200607139; 20052108; 200313741), ma il principio relativo all’onere della prova, di cui all’art. 2697 cod. civ., non implica affatto che la dimostrazione dei fatti costitutivi del diritto preteso debba ricavarsi esclusivamente dalle prove offerte da colui che e’ gravato del relativo onere, senza poter utilizzare altri elementi probatori acquisiti al processo, poiche’ nel vigente ordinamento processuale vale il principio di acquisizione, secondo il quale le risultanze istruttorie, comunque ottenute e quale che sia la parte ad iniziativa o ad istanza della quale sono formate, concorrono tutte, indistintamente, alla formazione del convincimento del giudice, senza che la diversa provenienza possa condizionare tale formazione in un senso o nell’altro (tra le altre e da ultimo, cfr. Cass. 201000739).

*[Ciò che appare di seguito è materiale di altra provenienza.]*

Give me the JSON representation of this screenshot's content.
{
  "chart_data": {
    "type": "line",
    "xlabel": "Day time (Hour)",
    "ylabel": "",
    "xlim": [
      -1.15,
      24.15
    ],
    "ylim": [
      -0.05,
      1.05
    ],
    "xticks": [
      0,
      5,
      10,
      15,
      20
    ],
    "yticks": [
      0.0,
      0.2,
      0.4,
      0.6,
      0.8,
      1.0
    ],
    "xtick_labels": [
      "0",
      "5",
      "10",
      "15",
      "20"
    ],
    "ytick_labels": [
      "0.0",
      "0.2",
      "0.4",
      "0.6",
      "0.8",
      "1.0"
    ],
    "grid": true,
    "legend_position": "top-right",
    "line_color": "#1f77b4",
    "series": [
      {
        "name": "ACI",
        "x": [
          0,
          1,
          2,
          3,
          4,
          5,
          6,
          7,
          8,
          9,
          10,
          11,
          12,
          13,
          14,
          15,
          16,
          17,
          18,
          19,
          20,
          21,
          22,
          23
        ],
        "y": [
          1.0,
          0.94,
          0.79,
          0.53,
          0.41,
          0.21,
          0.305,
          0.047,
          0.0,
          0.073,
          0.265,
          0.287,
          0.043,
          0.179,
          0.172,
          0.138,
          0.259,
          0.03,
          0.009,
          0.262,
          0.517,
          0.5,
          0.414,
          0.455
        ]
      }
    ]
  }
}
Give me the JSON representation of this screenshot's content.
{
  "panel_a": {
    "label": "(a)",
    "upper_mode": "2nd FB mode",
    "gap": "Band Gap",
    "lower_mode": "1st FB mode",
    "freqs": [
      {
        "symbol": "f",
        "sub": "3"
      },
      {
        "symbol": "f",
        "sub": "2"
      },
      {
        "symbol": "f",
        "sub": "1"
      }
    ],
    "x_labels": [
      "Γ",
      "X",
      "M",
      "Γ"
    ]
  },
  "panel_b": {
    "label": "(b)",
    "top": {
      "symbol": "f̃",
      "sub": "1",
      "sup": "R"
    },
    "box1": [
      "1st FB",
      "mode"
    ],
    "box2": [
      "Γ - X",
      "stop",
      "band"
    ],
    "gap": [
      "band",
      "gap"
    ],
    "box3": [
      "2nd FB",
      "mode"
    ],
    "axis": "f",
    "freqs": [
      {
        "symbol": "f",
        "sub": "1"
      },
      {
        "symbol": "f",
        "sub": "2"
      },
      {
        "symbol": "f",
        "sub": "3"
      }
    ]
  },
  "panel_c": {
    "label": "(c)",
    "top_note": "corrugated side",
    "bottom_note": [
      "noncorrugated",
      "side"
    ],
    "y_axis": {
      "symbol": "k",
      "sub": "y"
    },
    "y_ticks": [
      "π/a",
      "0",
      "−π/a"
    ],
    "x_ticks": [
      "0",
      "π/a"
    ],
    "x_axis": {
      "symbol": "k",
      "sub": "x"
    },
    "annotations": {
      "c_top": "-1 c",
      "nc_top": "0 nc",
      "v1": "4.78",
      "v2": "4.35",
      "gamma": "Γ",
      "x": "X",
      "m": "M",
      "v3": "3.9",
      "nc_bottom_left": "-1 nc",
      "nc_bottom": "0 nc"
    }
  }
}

Ben potevano, quindi, i giudici di merito porre a fondamento del loro convincimento gli elementi probatori acquisiti al giudizio, ivi compresi i dati esposti nella sentenza conclusiva del processo svoltosi dinanzi alla Corte dei Conti, quand’anche non offerti dall’Amministrazione gravata dell’onere probatorio. Inoltre, l’avversata valutazione si rivela pure congruamente e logicamente argomentata, considerato anche il richiamo all’assoluto difetto di prova circa l’asserito stato d’incapacita’ naturale del C. e che dai prospettati rilievi di errori valutativi in ordine agli elementi (per quanto detto legittimamente) assunti non e’ dato desumere illogicita’ o carenze motivazionali decisive.

Non deve provvedersi sulle spese del giudizio di legittimita’ stante la rilevata inammissibilita’ per tardivita’ del controricorso dell’Amministrazione intimata, che non ha partecipato alla discussione orale.

P.Q.M.

Rigetta il ricorso.

Cosi’ deciso in Roma, il 8 luglio 2010.